Zhu Ni, Wang Huafang, Wei Jieping, Wang Binsheng, Shan Wei, Lai Xiaoyu, Zhao Yanmin, Yu Jian, Huang He
Bone Marrow Transplantation Center, The First Affiliated Hospital, College of Medicine, Zhejiang University, Hangzhou, Zhejiang 310003, P.R. China.
Mol Med Rep. 2016 Aug;14(2):1351-6. doi: 10.3892/mmr.2016.5389. Epub 2016 Jun 10.

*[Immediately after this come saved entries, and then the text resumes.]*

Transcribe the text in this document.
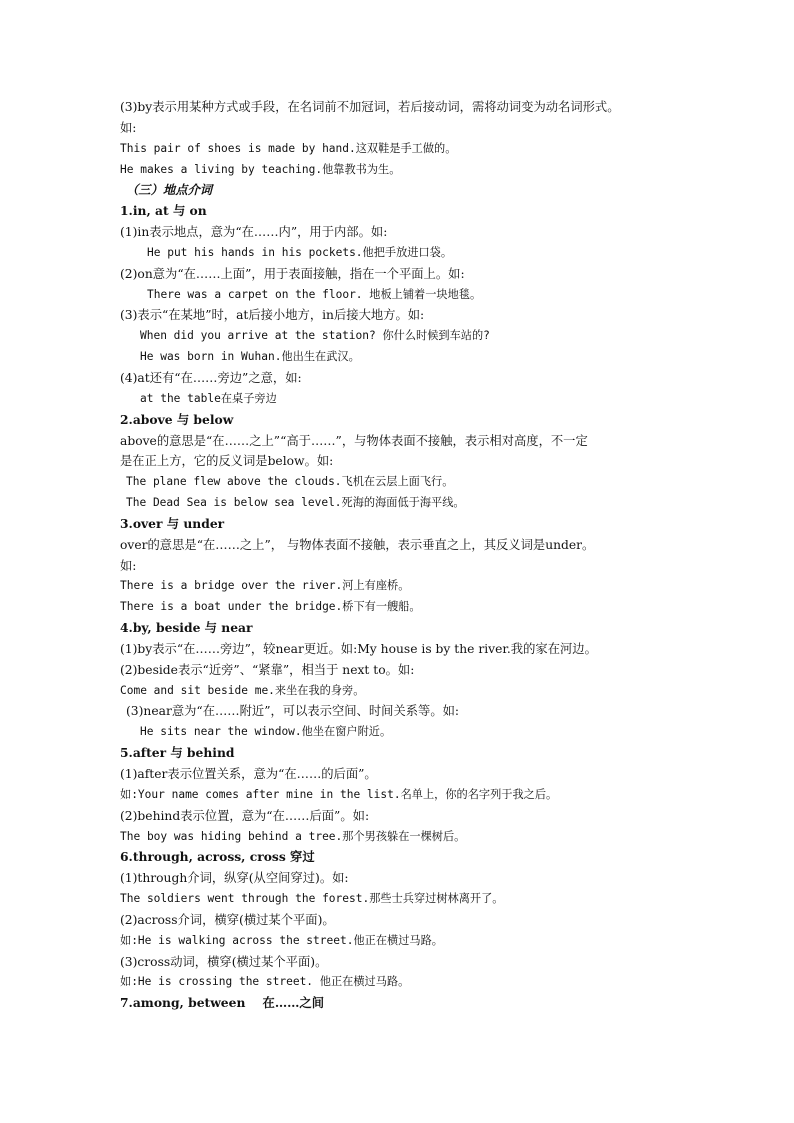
(3)by表示用某种方式或手段，在名词前不加冠词，若后接动词，需将动词变为动名词形式。
如:
This pair of shoes is made by hand.这双鞋是手工做的。
He makes a living by teaching.他靠教书为生。
（三）地点介词
1.in, at 与 on
(1)in表示地点，意为“在……内”，用于内部。如:
He put his hands in his pockets.他把手放进口袋。
(2)on意为“在……上面”，用于表面接触，指在一个平面上。如:
There was a carpet on the floor. 地板上铺着一块地毯。
(3)表示“在某地”时，at后接小地方，in后接大地方。如:
When did you arrive at the station? 你什么时候到车站的?
He was born in Wuhan.他出生在武汉。
(4)at还有“在……旁边”之意，如:
at the table在桌子旁边
2.above 与 below
above的意思是“在……之上”“高于……”，与物体表面不接触，表示相对高度，不一定
是在正上方，它的反义词是below。如:
The plane flew above the clouds.飞机在云层上面飞行。
The Dead Sea is below sea level.死海的海面低于海平线。
3.over 与 under
over的意思是“在……之上”， 与物体表面不接触，表示垂直之上，其反义词是under。
如:
There is a bridge over the river.河上有座桥。
There is a boat under the bridge.桥下有一艘船。
4.by, beside 与 near
(1)by表示“在……旁边”，较near更近。如:My house is by the river.我的家在河边。
(2)beside表示“近旁”、“紧靠”，相当于 next to。如:
Come and sit beside me.来坐在我的身旁。
(3)near意为“在……附近”，可以表示空间、时间关系等。如:
He sits near the window.他坐在窗户附近。
5.after 与 behind
(1)after表示位置关系，意为“在……的后面”。
如:Your name comes after mine in the list.名单上，你的名字列于我之后。
(2)behind表示位置，意为“在……后面”。如:
The boy was hiding behind a tree.那个男孩躲在一棵树后。
6.through, across, cross 穿过
(1)through介词，纵穿(从空间穿过)。如:
The soldiers went through the forest.那些士兵穿过树林离开了。
(2)across介词，横穿(横过某个平面)。
如:He is walking across the street.他正在横过马路。
(3)cross动词，横穿(横过某个平面)。
如:He is crossing the street. 他正在横过马路。
7.among, between    在……之间
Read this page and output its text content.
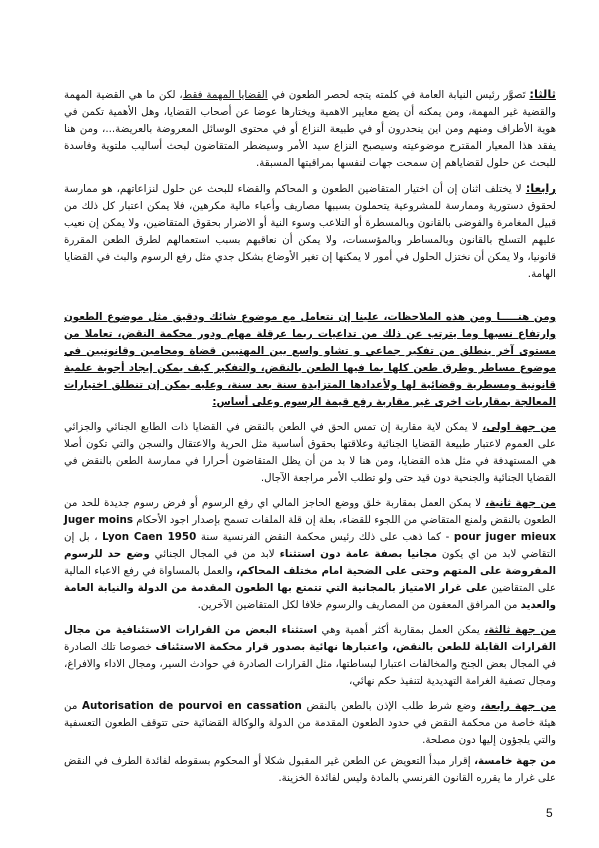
ثالثا: تَصوَّر رئيس النيابة العامة في كلمته يتجه لحصر الطعون في القضايا المهمة فقط، لكن ما هي القضية المهمة والقضية غير المهمة، ومن يمكنه أن يضع معايير الاهمية ويختارها عوضا عن أصحاب القضايا، وهل الأهمية تكمن في هوية الأطراف ومنهم ومن اين ينحدرون أو في طبيعة النزاع أو في محتوى الوسائل المعروضة بالعريضة...، ومن هنا يفقد هذا المعيار المقترح موضوعيته وسيصبح النزاع سيد الأمر وسيضطر المتقاضون لبحث أساليب ملتوية وفاسدة للبحث عن حلول لقضاياهم إن سمحت جهات لنفسها بمراقبتها المسبقة.

رابعا: لا يختلف اثنان إن أن اختيار المتقاضين الطعون و المحاكم والقضاء للبحث عن حلول لنزاعاتهم، هو ممارسة لحقوق دستورية وممارسة للمشروعية يتحملون بسببها مصاريف وأعباء مالية مكرهين، فلا يمكن اعتبار كل ذلك من قبيل المغامرة والفوضى بالقانون وبالمسطرة أو التلاعب وسوء النية أو الاضرار بحقوق المتقاضين، ولا يمكن إن نعيب عليهم التسلح بالقانون وبالمساطر وبالمؤسسات، ولا يمكن أن نعاقبهم بسبب استعمالهم لطرق الطعن المقررة قانونيا، ولا يمكن أن نختزل الحلول في أمور لا يمكنها إن تغير الأوضاع بشكل جدي مثل رفع الرسوم والبث في القضايا الهامة.

ومن هنـــــا ومن هذه الملاحظات، علينا إن نتعامل مع موضوع شائك ودقيق مثل موضوع الطعون وارتفاع نسبها وما يترتب عن ذلك من تداعيات ربما عرقلة مهام ودور محكمة النقض، تعاملا من مستوى آخر ينطلق من تفكير جماعي و تشاو واسع بين المهنيين قضاة ومحامين وقانونيين في موضوع مساطر وطرق طعن كلها بما فيها الطعن بالنقض، والتفكير كيف يمكن إيجاد أجوبة علمية قانونية ومسطرية وقضائية لها ولأعدادها المتزايدة سنة بعد سنة، وعليه يمكن إن تنطلق اختيارات المعالجة بمقاربات اخرى غير مقاربة رفع قيمة الرسوم وعلى أساس:

من جهة اولى، لا يمكن لاية مقاربة إن تمس الحق في الطعن بالنقض في القضايا ذات الطابع الجنائي والجزائي على العموم لاعتبار طبيعة القضايا الجنائية وعلاقتها بحقوق أساسية مثل الحرية والاعتقال والسجن والتي تكون أصلا هي المستهدفة في مثل هذه القضايا، ومن هنا لا بد من أن يظل المتقاضون أحرارا في ممارسة الطعن بالنقض في القضايا الجنائية والجنحية دون قيد حتى ولو تطلب الأمر مراجعة الآجال.

من جهة ثانية، لا يمكن العمل بمقاربة خلق ووضع الحاجز المالي اي رفع الرسوم أو فرض رسوم جديدة للحد من الطعون بالنقض ولمنع المتقاضي من اللجوء للقضاء، بعلة إن قلة الملفات تسمح بإصدار اجود الأحكام Juger moins pour juger mieux - كما ذهب على ذلك رئيس محكمة النقض الفرنسية سنة Lyon Caen 1950 ، بل إن التقاضي لابد من اي يكون مجانيا بصفة عامة دون استثناء لابد من في المجال الجنائي وضع حد للرسوم المفروضة على المتهم وحتى على الضحية امام مختلف المحاكم، والعمل بالمساواة في رفع الاعباء المالية على المتقاضين على غرار الامتياز بالمجانية التي تتمتع بها الطعون المقدمة من الدولة والنيابة العامة والعديد من المرافق المعفون من المصاريف والرسوم خلافا لكل المتقاضين الآخرين.

من جهة ثالثة، يمكن العمل بمقاربة أكثر أهمية وهي استثناء البعض من القرارات الاستئنافية من مجال القرارات القابلة للطعن بالنقض، واعتبارها نهائية بصدور قرار محكمة الاستئناف خصوصا تلك الصادرة في المجال بعض الجنح والمخالفات اعتبارا لبساطتها، مثل القرارات الصادرة في حوادث السير، ومجال الاداء والافراغ، ومجال تصفية الغرامة التهديدية لتنفيذ حكم نهائي،

من جهة رابعة، وضع شرط طلب الإذن بالطعن بالنقض Autorisation de pourvoi en cassation من هيئة خاصة من محكمة النقض في حدود الطعون المقدمة من الدولة والوكالة القضائية حتى تتوقف الطعون التعسفية والتي يلجؤون إليها دون مصلحة.

من جهة خامسة، إقرار مبدأ التعويض عن الطعن غير المقبول شكلا أو المحكوم بسقوطه لفائدة الطرف في النقض على غرار ما يقرره القانون الفرنسي بالمادة وليس لفائدة الخزينة.

5
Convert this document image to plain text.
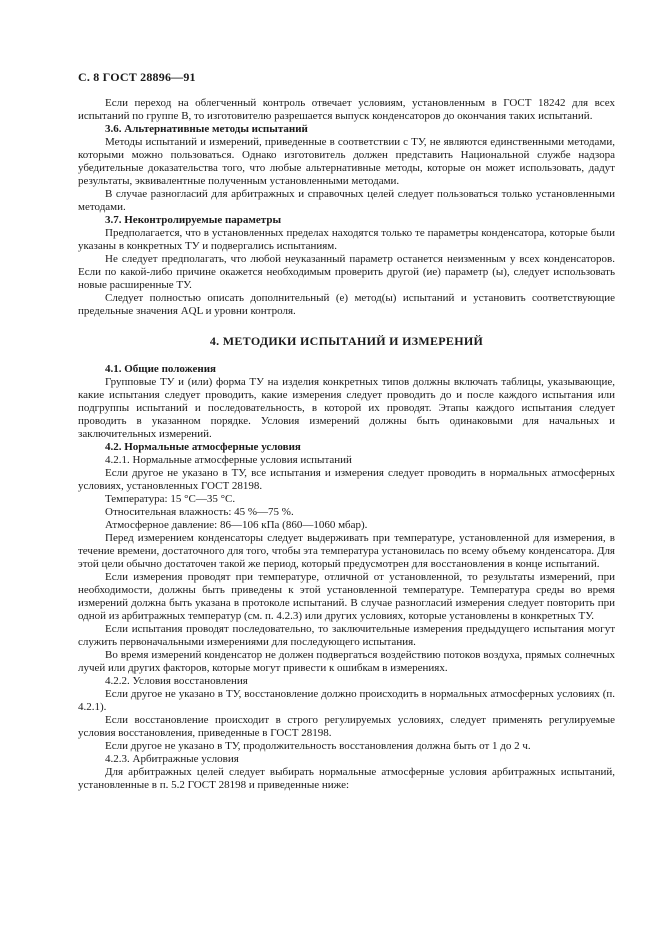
С. 8 ГОСТ 28896—91

Если переход на облегченный контроль отвечает условиям, установленным в ГОСТ 18242 для всех испытаний по группе В, то изготовителю разрешается выпуск конденсаторов до окончания таких испытаний.

3.6. Альтернативные методы испытаний

Методы испытаний и измерений, приведенные в соответствии с ТУ, не являются единственными методами, которыми можно пользоваться. Однако изготовитель должен представить Национальной службе надзора убедительные доказательства того, что любые альтернативные методы, которые он может использовать, дадут результаты, эквивалентные полученным установленными методами.

В случае разногласий для арбитражных и справочных целей следует пользоваться только установленными методами.

3.7. Неконтролируемые параметры

Предполагается, что в установленных пределах находятся только те параметры конденсатора, которые были указаны в конкретных ТУ и подвергались испытаниям.

Не следует предполагать, что любой неуказанный параметр останется неизменным у всех конденсаторов. Если по какой-либо причине окажется необходимым проверить другой (ие) параметр (ы), следует использовать новые расширенные ТУ.

Следует полностью описать дополнительный (е) метод(ы) испытаний и установить соответствующие предельные значения AQL и уровни контроля.

4. МЕТОДИКИ ИСПЫТАНИЙ И ИЗМЕРЕНИЙ

4.1. Общие положения

Групповые ТУ и (или) форма ТУ на изделия конкретных типов должны включать таблицы, указывающие, какие испытания следует проводить, какие измерения следует проводить до и после каждого испытания или подгруппы испытаний и последовательность, в которой их проводят. Этапы каждого испытания следует проводить в указанном порядке. Условия измерений должны быть одинаковыми для начальных и заключительных измерений.

4.2. Нормальные атмосферные условия

4.2.1. Нормальные атмосферные условия испытаний

Если другое не указано в ТУ, все испытания и измерения следует проводить в нормальных атмосферных условиях, установленных ГОСТ 28198.

Температура: 15 °С—35 °С.

Относительная влажность: 45 %—75 %.

Атмосферное давление: 86—106 кПа (860—1060 мбар).

Перед измерением конденсаторы следует выдерживать при температуре, установленной для измерения, в течение времени, достаточного для того, чтобы эта температура установилась по всему объему конденсатора. Для этой цели обычно достаточен такой же период, который предусмотрен для восстановления в конце испытаний.

Если измерения проводят при температуре, отличной от установленной, то результаты измерений, при необходимости, должны быть приведены к этой установленной температуре. Температура среды во время измерений должна быть указана в протоколе испытаний. В случае разногласий измерения следует повторить при одной из арбитражных температур (см. п. 4.2.3) или других условиях, которые установлены в конкретных ТУ.

Если испытания проводят последовательно, то заключительные измерения предыдущего испытания могут служить первоначальными измерениями для последующего испытания.

Во время измерений конденсатор не должен подвергаться воздействию потоков воздуха, прямых солнечных лучей или других факторов, которые могут привести к ошибкам в измерениях.

4.2.2. Условия восстановления

Если другое не указано в ТУ, восстановление должно происходить в нормальных атмосферных условиях (п. 4.2.1).

Если восстановление происходит в строго регулируемых условиях, следует применять регулируемые условия восстановления, приведенные в ГОСТ 28198.

Если другое не указано в ТУ, продолжительность восстановления должна быть от 1 до 2 ч.

4.2.3. Арбитражные условия

Для арбитражных целей следует выбирать нормальные атмосферные условия арбитражных испытаний, установленные в п. 5.2 ГОСТ 28198 и приведенные ниже:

Bone marrow-derived mesenchymal stem cells (BM-MSCs) are pivotal components of the leukemic microenvironment. BM-MSCs have been previously reported to promote the proliferation of leukemic cells. To further understand the molecular mechanisms of BM-MSC-induced proliferation of leukemic cells, the present study co-cultured acute lymphoblastic leukemia (ALL) Reh cells with BM-MSCs. The current study used methods including shRNA, flow cytometry, MTT, reverse transcription-quantitative polymerase chain reaction, ELISA and western blotting. The data of the present study demonstrated that BM‑MSCs promote the proliferation of Reh cells and the NR2F2 mRNA and protein levels were elevated in BM‑MSCs following co‑culture. Additionally, it was demonstrated that shRNA knockdown of NR2F2 inhibited BM‑MSC‑induced proliferation of Reh cells. Furthermore, following downregulation of NR2F2, vascular endothelial growth factor A (VEGFA) secretion by BM‑MSCs was reduced. The present study demonstrated that NR2F2 mediates BM‑MSC‑induced proliferation of Reh cells, partially via regulation of VEGFA. Disrupting microenvironmental support by targeting NR2F2 may be a potential therapeutic strategy for ALL.
骨髓间充质干细胞(BM-MSCs)是白血病微环境的关键组成部分。先前已有报道称BM-MSCs可促进白血病细胞的增殖。为了进一步了解BM-MSCs诱导白血病细胞增殖的分子机制,本研究将急性淋巴细胞白血病(ALL)Reh细胞与BM-MSCs进行共培养。本研究采用了包括短发夹RNA(shRNA)、流式细胞术、MTT法、逆转录-定量聚合酶链反应、酶联免疫吸附测定(ELISA)和蛋白质免疫印迹法等方法。本研究的数据表明,BM-MSCs可促进Reh细胞的增殖,并且共培养后BM-MSCs中NR2F2的mRNA和蛋白质水平升高。此外,研究表明,通过shRNA敲低NR2F2可抑制BM-MSCs诱导的Reh细胞增殖。此外,在NR2F2下调后,BM-MSCs分泌的血管内皮生长因子A(VEGFA)减少。本研究表明,NR2F2介导BM-MSCs诱导的Reh细胞增殖,部分是通过调节VEGFA实现的。通过靶向NR2F2破坏微环境支持可能是ALL的一种潜在治疗策略。